We humans often organize documents in ways that don’t make much “sense” to Classify. Suppose, for example, that we create a group to contain articles written by a certain reporter, the author. But if his articles cover a wide variety of topics, thus with widely varying uses of terms, they won’t appear coherent to Classify, which looks for contextual similarities among the documents in a group. Classify looks ONLY at the textual content of a document. It doesn’t look at Name, Document Properties, Spotlight Comments or other metadata. I like that behavior. Perhaps one might better use Tags for our own purposes such as articles written by a certain author. Or create a group for documents written by an author, which holds replicants of items that had been filed by topic.
But if we create a group that holds documents about coal mining, Classify will fairly quickly begin to find similarities that will lead it to suggest that group as the possible location for a new article about coal mining.
BTW, identifying the size of a database by the disk storage size of the database is almost irrelevant (assuming you’ve got plenty of free drive and or disk image space).
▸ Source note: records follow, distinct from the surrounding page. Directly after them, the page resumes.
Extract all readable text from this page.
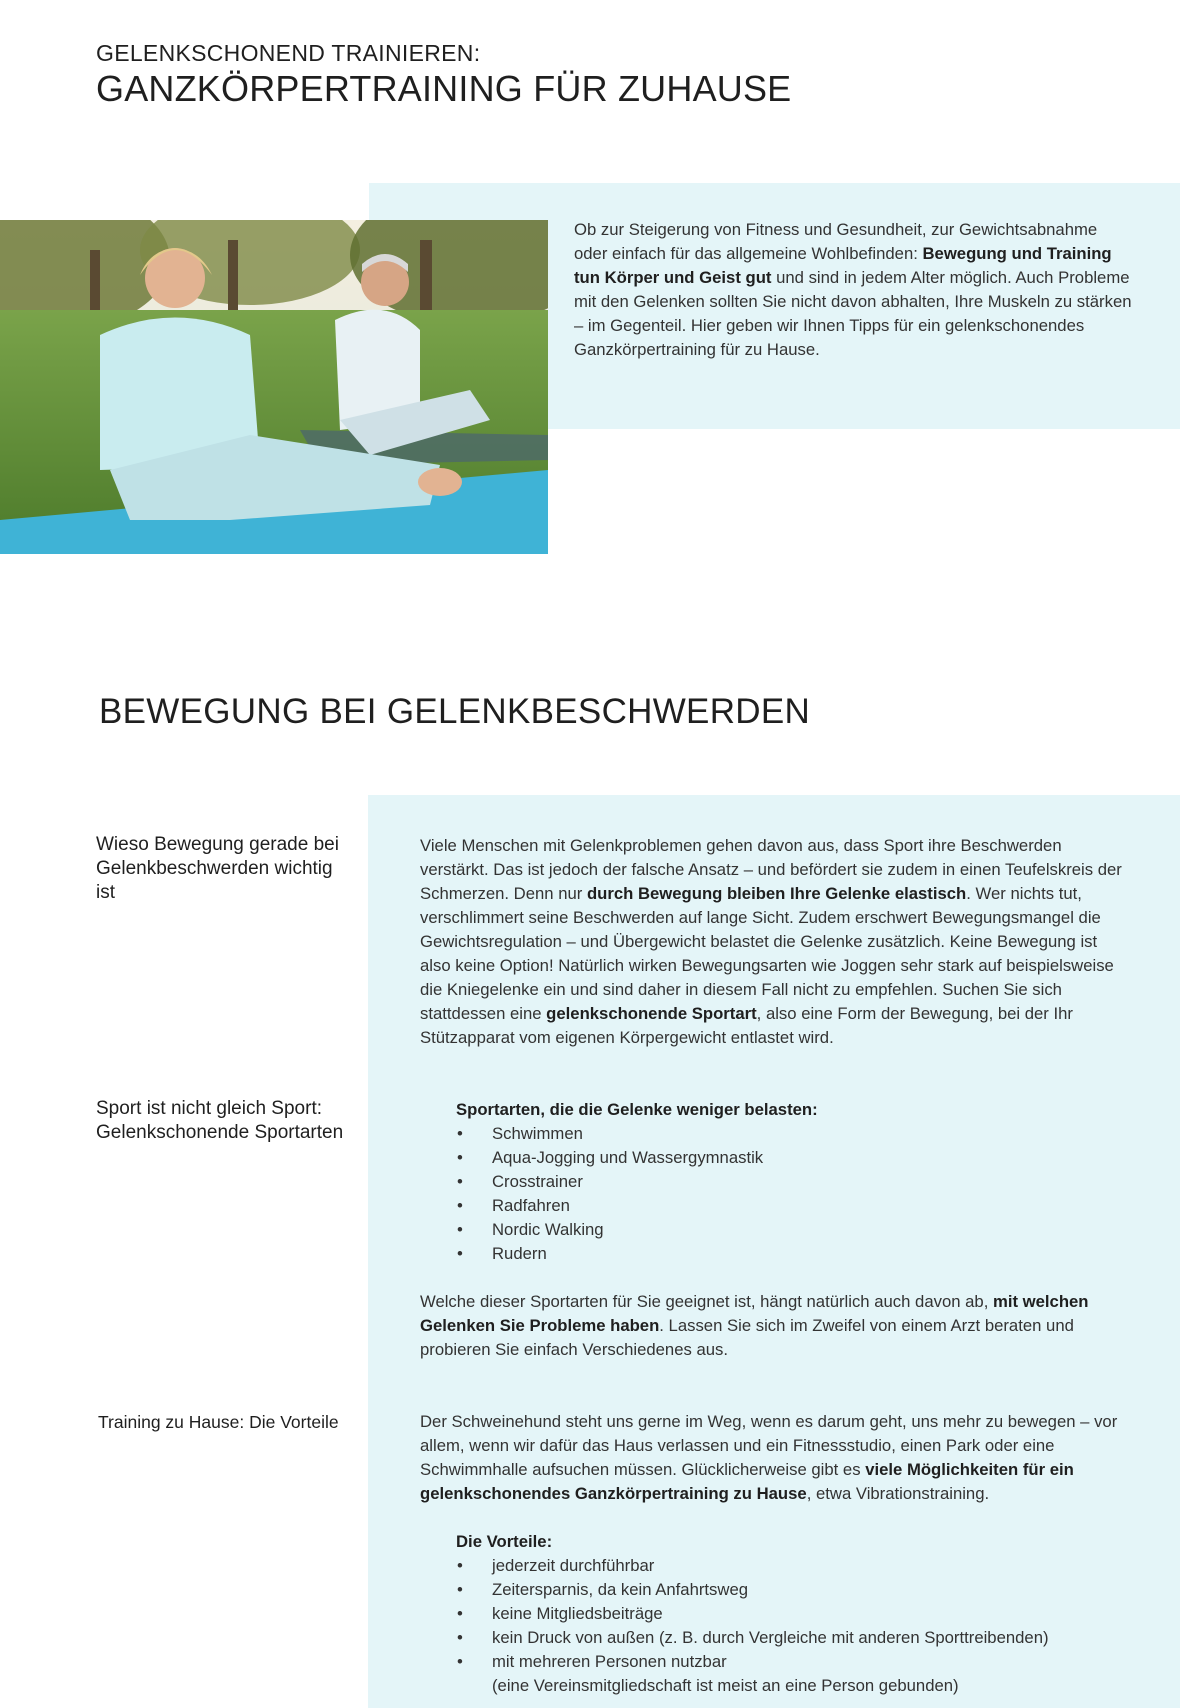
GELENKSCHONEND TRAINIEREN:
GANZKÖRPERTRAINING FÜR ZUHAUSE
Ob zur Steigerung von Fitness und Gesundheit, zur Gewichtsabnahme oder einfach für das allgemeine Wohlbefinden: Bewegung und Training tun Körper und Geist gut und sind in jedem Alter möglich. Auch Probleme mit den Gelenken sollten Sie nicht davon abhalten, Ihre Muskeln zu stärken – im Gegenteil. Hier geben wir Ihnen Tipps für ein gelenkschonendes Ganzkörpertraining für zu Hause.
BEWEGUNG BEI GELENKBESCHWERDEN
Wieso Bewegung gerade bei Gelenkbeschwerden wichtig ist
Viele Menschen mit Gelenkproblemen gehen davon aus, dass Sport ihre Beschwerden verstärkt. Das ist jedoch der falsche Ansatz – und befördert sie zudem in einen Teufelskreis der Schmerzen. Denn nur durch Bewegung bleiben Ihre Gelenke elastisch. Wer nichts tut, verschlimmert seine Beschwerden auf lange Sicht. Zudem erschwert Bewegungsmangel die Gewichtsregulation – und Übergewicht belastet die Gelenke zusätzlich. Keine Bewegung ist also keine Option! Natürlich wirken Bewegungsarten wie Joggen sehr stark auf beispielsweise die Kniegelenke ein und sind daher in diesem Fall nicht zu empfehlen. Suchen Sie sich stattdessen eine gelenkschonende Sportart, also eine Form der Bewegung, bei der Ihr Stützapparat vom eigenen Körpergewicht entlastet wird.
Sport ist nicht gleich Sport: Gelenkschonende Sportarten
Sportarten, die die Gelenke weniger belasten:
• Schwimmen
• Aqua-Jogging und Wassergymnastik
• Crosstrainer
• Radfahren
• Nordic Walking
• Rudern
Welche dieser Sportarten für Sie geeignet ist, hängt natürlich auch davon ab, mit welchen Gelenken Sie Probleme haben. Lassen Sie sich im Zweifel von einem Arzt beraten und probieren Sie einfach Verschiedenes aus.
Training zu Hause: Die Vorteile	Der Schweinehund steht uns gerne im Weg, wenn es darum geht, uns mehr zu bewegen – vor allem, wenn wir dafür das Haus verlassen und ein Fitnessstudio, einen Park oder eine Schwimmhalle aufsuchen müssen. Glücklicherweise gibt es viele Möglichkeiten für ein gelenkschonendes Ganzkörpertraining zu Hause, etwa Vibrationstraining.
Die Vorteile:
• jederzeit durchführbar
• Zeitersparnis, da kein Anfahrtsweg
• keine Mitgliedsbeiträge
• kein Druck von außen (z. B. durch Vergleiche mit anderen Sporttreibenden)
• mit mehreren Personen nutzbar
(eine Vereinsmitgliedschaft ist meist an eine Person gebunden)
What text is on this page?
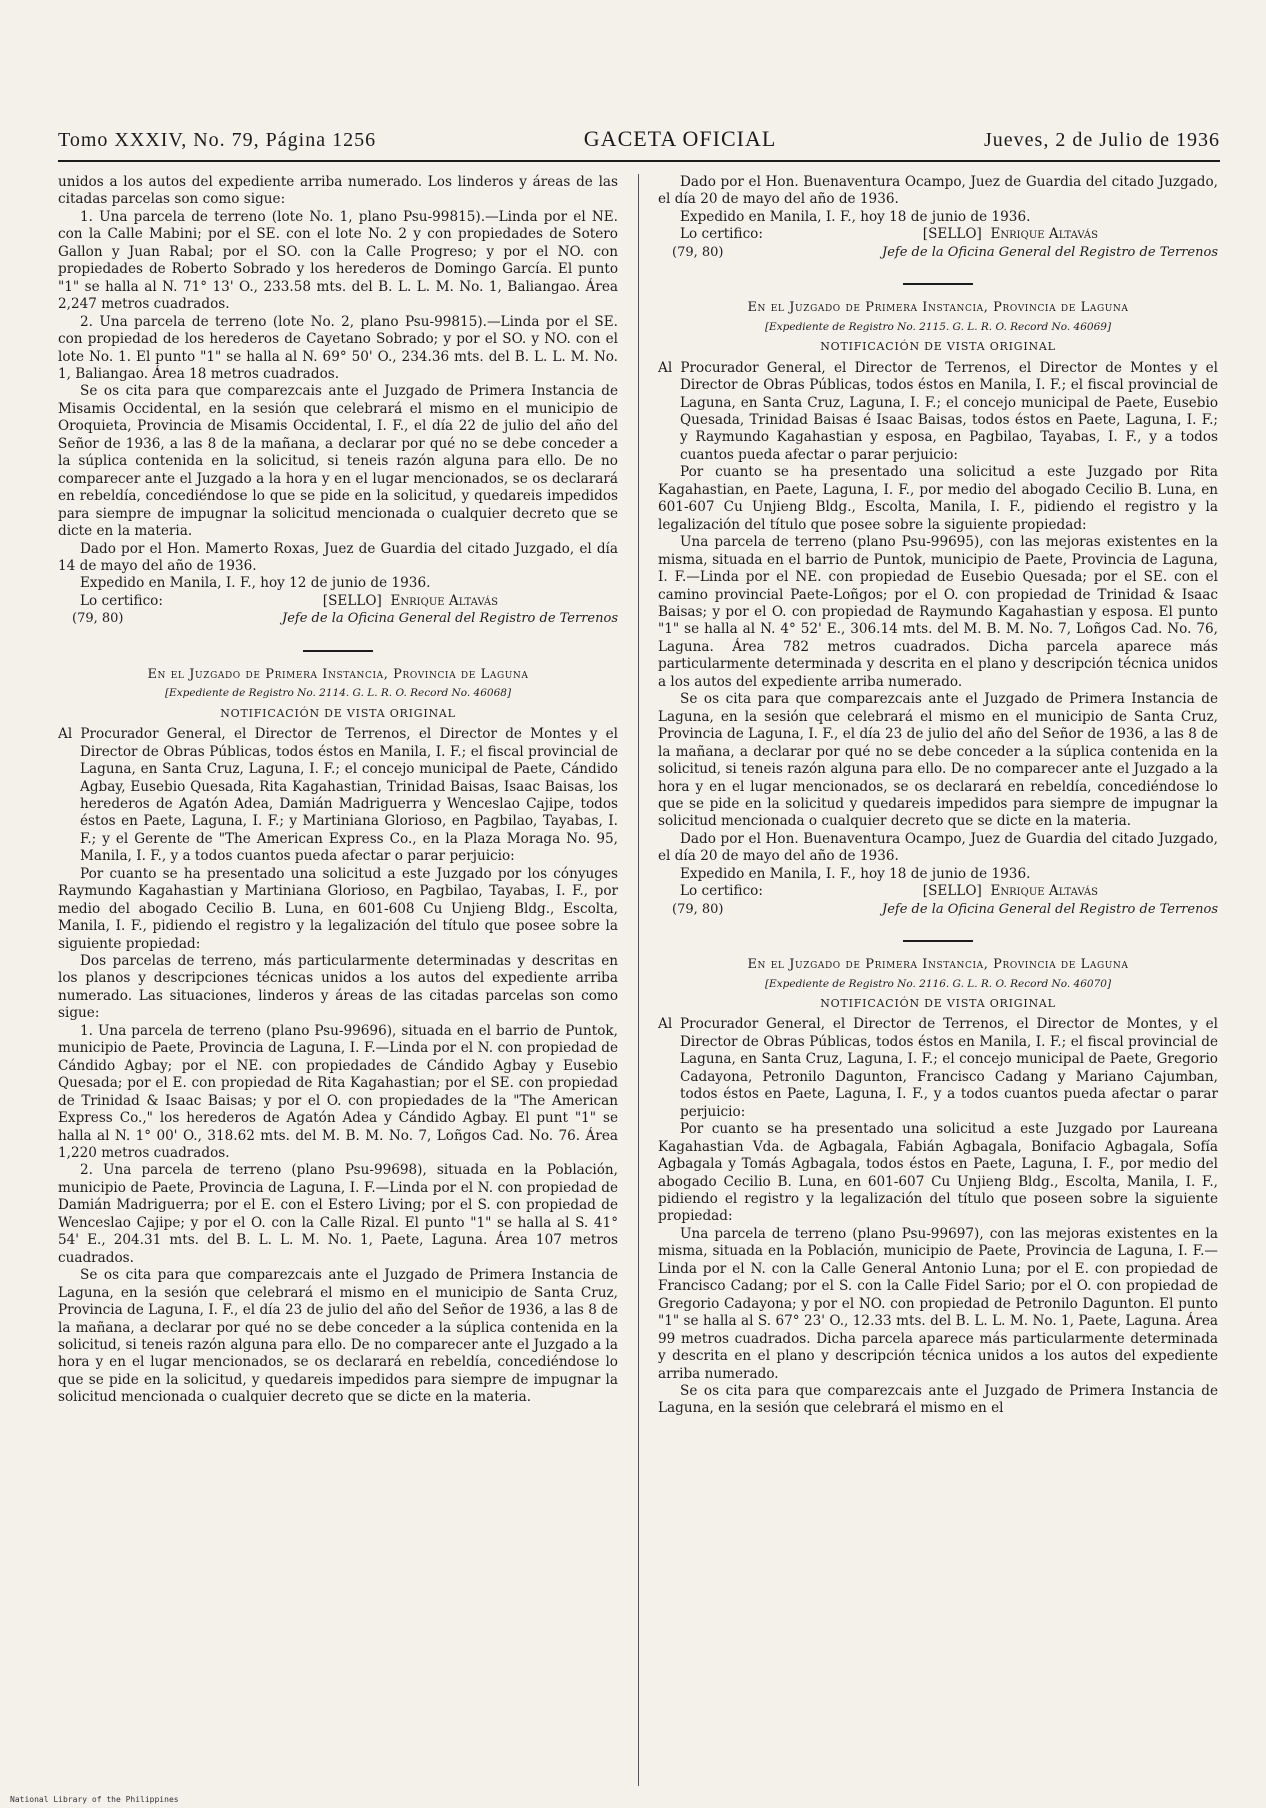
Tomo XXXIV, No. 79, Página 1256	GACETA OFICIAL	Jueves, 2 de Julio de 1936

unidos a los autos del expediente arriba numerado. Los linderos y áreas de las citadas parcelas son como sigue:

1. Una parcela de terreno (lote No. 1, plano Psu-99815).—Linda por el NE. con la Calle Mabini; por el SE. con el lote No. 2 y con propiedades de Sotero Gallon y Juan Rabal; por el SO. con la Calle Progreso; y por el NO. con propiedades de Roberto Sobrado y los herederos de Domingo García. El punto "1" se halla al N. 71° 13' O., 233.58 mts. del B. L. L. M. No. 1, Baliangao. Área 2,247 metros cuadrados.

2. Una parcela de terreno (lote No. 2, plano Psu-99815).—Linda por el SE. con propiedad de los herederos de Cayetano Sobrado; y por el SO. y NO. con el lote No. 1. El punto "1" se halla al N. 69° 50' O., 234.36 mts. del B. L. L. M. No. 1, Baliangao. Área 18 metros cuadrados.

Se os cita para que comparezcais ante el Juzgado de Primera Instancia de Misamis Occidental, en la sesión que celebrará el mismo en el municipio de Oroquieta, Provincia de Misamis Occidental, I. F., el día 22 de julio del año del Señor de 1936, a las 8 de la mañana, a declarar por qué no se debe conceder a la súplica contenida en la solicitud, si teneis razón alguna para ello. De no comparecer ante el Juzgado a la hora y en el lugar mencionados, se os declarará en rebeldía, concediéndose lo que se pide en la solicitud, y quedareis impedidos para siempre de impugnar la solicitud mencionada o cualquier decreto que se dicte en la materia.

Dado por el Hon. Mamerto Roxas, Juez de Guardia del citado Juzgado, el día 14 de mayo del año de 1936.

Expedido en Manila, I. F., hoy 12 de junio de 1936.

Lo certifico:	[SELLO] Enrique Altavás
(79, 80)	Jefe de la Oficina General del Registro de Terrenos
En el Juzgado de Primera Instancia, Provincia de Laguna
[Expediente de Registro No. 2114. G. L. R. O. Record No. 46068]
NOTIFICACIÓN DE VISTA ORIGINAL

Al Procurador General, el Director de Terrenos, el Director de Montes y el Director de Obras Públicas, todos éstos en Manila, I. F.; el fiscal provincial de Laguna, en Santa Cruz, Laguna, I. F.; el concejo municipal de Paete, Cándido Agbay, Eusebio Quesada, Rita Kagahastian, Trinidad Baisas, Isaac Baisas, los herederos de Agatón Adea, Damián Madriguerra y Wenceslao Cajipe, todos éstos en Paete, Laguna, I. F.; y Martiniana Glorioso, en Pagbilao, Tayabas, I. F.; y el Gerente de "The American Express Co., en la Plaza Moraga No. 95, Manila, I. F., y a todos cuantos pueda afectar o parar perjuicio:

Por cuanto se ha presentado una solicitud a este Juzgado por los cónyuges Raymundo Kagahastian y Martiniana Glorioso, en Pagbilao, Tayabas, I. F., por medio del abogado Cecilio B. Luna, en 601-608 Cu Unjieng Bldg., Escolta, Manila, I. F., pidiendo el registro y la legalización del título que posee sobre la siguiente propiedad:

Dos parcelas de terreno, más particularmente determinadas y descritas en los planos y descripciones técnicas unidos a los autos del expediente arriba numerado. Las situaciones, linderos y áreas de las citadas parcelas son como sigue:

1. Una parcela de terreno (plano Psu-99696), situada en el barrio de Puntok, municipio de Paete, Provincia de Laguna, I. F.—Linda por el N. con propiedad de Cándido Agbay; por el NE. con propiedades de Cándido Agbay y Eusebio Quesada; por el E. con propiedad de Rita Kagahastian; por el SE. con propiedad de Trinidad & Isaac Baisas; y por el O. con propiedades de la "The American Express Co.," los herederos de Agatón Adea y Cándido Agbay. El punt "1" se halla al N. 1° 00' O., 318.62 mts. del M. B. M. No. 7, Loñgos Cad. No. 76. Área 1,220 metros cuadrados.

2. Una parcela de terreno (plano Psu-99698), situada en la Población, municipio de Paete, Provincia de Laguna, I. F.—Linda por el N. con propiedad de Damián Madriguerra; por el E. con el Estero Living; por el S. con propiedad de Wenceslao Cajipe; y por el O. con la Calle Rizal. El punto "1" se halla al S. 41° 54' E., 204.31 mts. del B. L. L. M. No. 1, Paete, Laguna. Área 107 metros cuadrados.

Se os cita para que comparezcais ante el Juzgado de Primera Instancia de Laguna, en la sesión que celebrará el mismo en el municipio de Santa Cruz, Provincia de Laguna, I. F., el día 23 de julio del año del Señor de 1936, a las 8 de la mañana, a declarar por qué no se debe conceder a la súplica contenida en la solicitud, si teneis razón alguna para ello. De no comparecer ante el Juzgado a la hora y en el lugar mencionados, se os declarará en rebeldía, concediéndose lo que se pide en la solicitud, y quedareis impedidos para siempre de impugnar la solicitud mencionada o cualquier decreto que se dicte en la materia.

Dado por el Hon. Buenaventura Ocampo, Juez de Guardia del citado Juzgado, el día 20 de mayo del año de 1936.

Expedido en Manila, I. F., hoy 18 de junio de 1936.

Lo certifico:	[SELLO] Enrique Altavás
(79, 80)	Jefe de la Oficina General del Registro de Terrenos
En el Juzgado de Primera Instancia, Provincia de Laguna
[Expediente de Registro No. 2115. G. L. R. O. Record No. 46069]
NOTIFICACIÓN DE VISTA ORIGINAL

Al Procurador General, el Director de Terrenos, el Director de Montes y el Director de Obras Públicas, todos éstos en Manila, I. F.; el fiscal provincial de Laguna, en Santa Cruz, Laguna, I. F.; el concejo municipal de Paete, Eusebio Quesada, Trinidad Baisas é Isaac Baisas, todos éstos en Paete, Laguna, I. F.; y Raymundo Kagahastian y esposa, en Pagbilao, Tayabas, I. F., y a todos cuantos pueda afectar o parar perjuicio:

Por cuanto se ha presentado una solicitud a este Juzgado por Rita Kagahastian, en Paete, Laguna, I. F., por medio del abogado Cecilio B. Luna, en 601-607 Cu Unjieng Bldg., Escolta, Manila, I. F., pidiendo el registro y la legalización del título que posee sobre la siguiente propiedad:

Una parcela de terreno (plano Psu-99695), con las mejoras existentes en la misma, situada en el barrio de Puntok, municipio de Paete, Provincia de Laguna, I. F.—Linda por el NE. con propiedad de Eusebio Quesada; por el SE. con el camino provincial Paete-Loñgos; por el O. con propiedad de Trinidad & Isaac Baisas; y por el O. con propiedad de Raymundo Kagahastian y esposa. El punto "1" se halla al N. 4° 52' E., 306.14 mts. del M. B. M. No. 7, Loñgos Cad. No. 76, Laguna. Área 782 metros cuadrados. Dicha parcela aparece más particularmente determinada y descrita en el plano y descripción técnica unidos a los autos del expediente arriba numerado.

Se os cita para que comparezcais ante el Juzgado de Primera Instancia de Laguna, en la sesión que celebrará el mismo en el municipio de Santa Cruz, Provincia de Laguna, I. F., el día 23 de julio del año del Señor de 1936, a las 8 de la mañana, a declarar por qué no se debe conceder a la súplica contenida en la solicitud, si teneis razón alguna para ello. De no comparecer ante el Juzgado a la hora y en el lugar mencionados, se os declarará en rebeldía, concediéndose lo que se pide en la solicitud y quedareis impedidos para siempre de impugnar la solicitud mencionada o cualquier decreto que se dicte en la materia.

Dado por el Hon. Buenaventura Ocampo, Juez de Guardia del citado Juzgado, el día 20 de mayo del año de 1936.

Expedido en Manila, I. F., hoy 18 de junio de 1936.

Lo certifico:	[SELLO] Enrique Altavás
(79, 80)	Jefe de la Oficina General del Registro de Terrenos
En el Juzgado de Primera Instancia, Provincia de Laguna
[Expediente de Registro No. 2116. G. L. R. O. Record No. 46070]
NOTIFICACIÓN DE VISTA ORIGINAL

Al Procurador General, el Director de Terrenos, el Director de Montes, y el Director de Obras Públicas, todos éstos en Manila, I. F.; el fiscal provincial de Laguna, en Santa Cruz, Laguna, I. F.; el concejo municipal de Paete, Gregorio Cadayona, Petronilo Dagunton, Francisco Cadang y Mariano Cajumban, todos éstos en Paete, Laguna, I. F., y a todos cuantos pueda afectar o parar perjuicio:

Por cuanto se ha presentado una solicitud a este Juzgado por Laureana Kagahastian Vda. de Agbagala, Fabián Agbagala, Bonifacio Agbagala, Sofía Agbagala y Tomás Agbagala, todos éstos en Paete, Laguna, I. F., por medio del abogado Cecilio B. Luna, en 601-607 Cu Unjieng Bldg., Escolta, Manila, I. F., pidiendo el registro y la legalización del título que poseen sobre la siguiente propiedad:

Una parcela de terreno (plano Psu-99697), con las mejoras existentes en la misma, situada en la Población, municipio de Paete, Provincia de Laguna, I. F.—Linda por el N. con la Calle General Antonio Luna; por el E. con propiedad de Francisco Cadang; por el S. con la Calle Fidel Sario; por el O. con propiedad de Gregorio Cadayona; y por el NO. con propiedad de Petronilo Dagunton. El punto "1" se halla al S. 67° 23' O., 12.33 mts. del B. L. L. M. No. 1, Paete, Laguna. Área 99 metros cuadrados. Dicha parcela aparece más particularmente determinada y descrita en el plano y descripción técnica unidos a los autos del expediente arriba numerado.

Se os cita para que comparezcais ante el Juzgado de Primera Instancia de Laguna, en la sesión que celebrará el mismo en el

National Library of the Philippines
The single most important measure of database size is the total number of words contained in it. The next most important measure of size is the number of documents in the database. Those items are listed in File > Database Properties.
Try this experiment. Select a large searchable PDF file and choose Data > Convert > to plain text. The plain text file will show a file size (required storage space) that’s much smaller than the file size of the PDF. DEVONthink focuses on the text content of documents and metadata about them (such as Name, group location, tags, Creation Date, Spotlight Comments, etc.). As each text-containing document is added to a database, the document is indexed.
The Concordance contains a list of all the unique words (e.g., strings of alphanumeric characters ranging from 3 to 50 characters in length) in the database. The Concordance also lists the frequency of use of each unique word in the database. DEVONthink “knows” which documents contains each of those unique words.
If you want to boggle your mind, think about what the Classify AI routine is doing when you ask it to suggest possible group locations for a new document. It’s looking at the contextual relationships of the words in that document, and comparing those to the similarities of contextual relationships of the clusters of documents within each group in the database. It does this much better in a database with tens of thousands of documents and hundreds of groups, than it does when you first start a new database with only a small number of documents.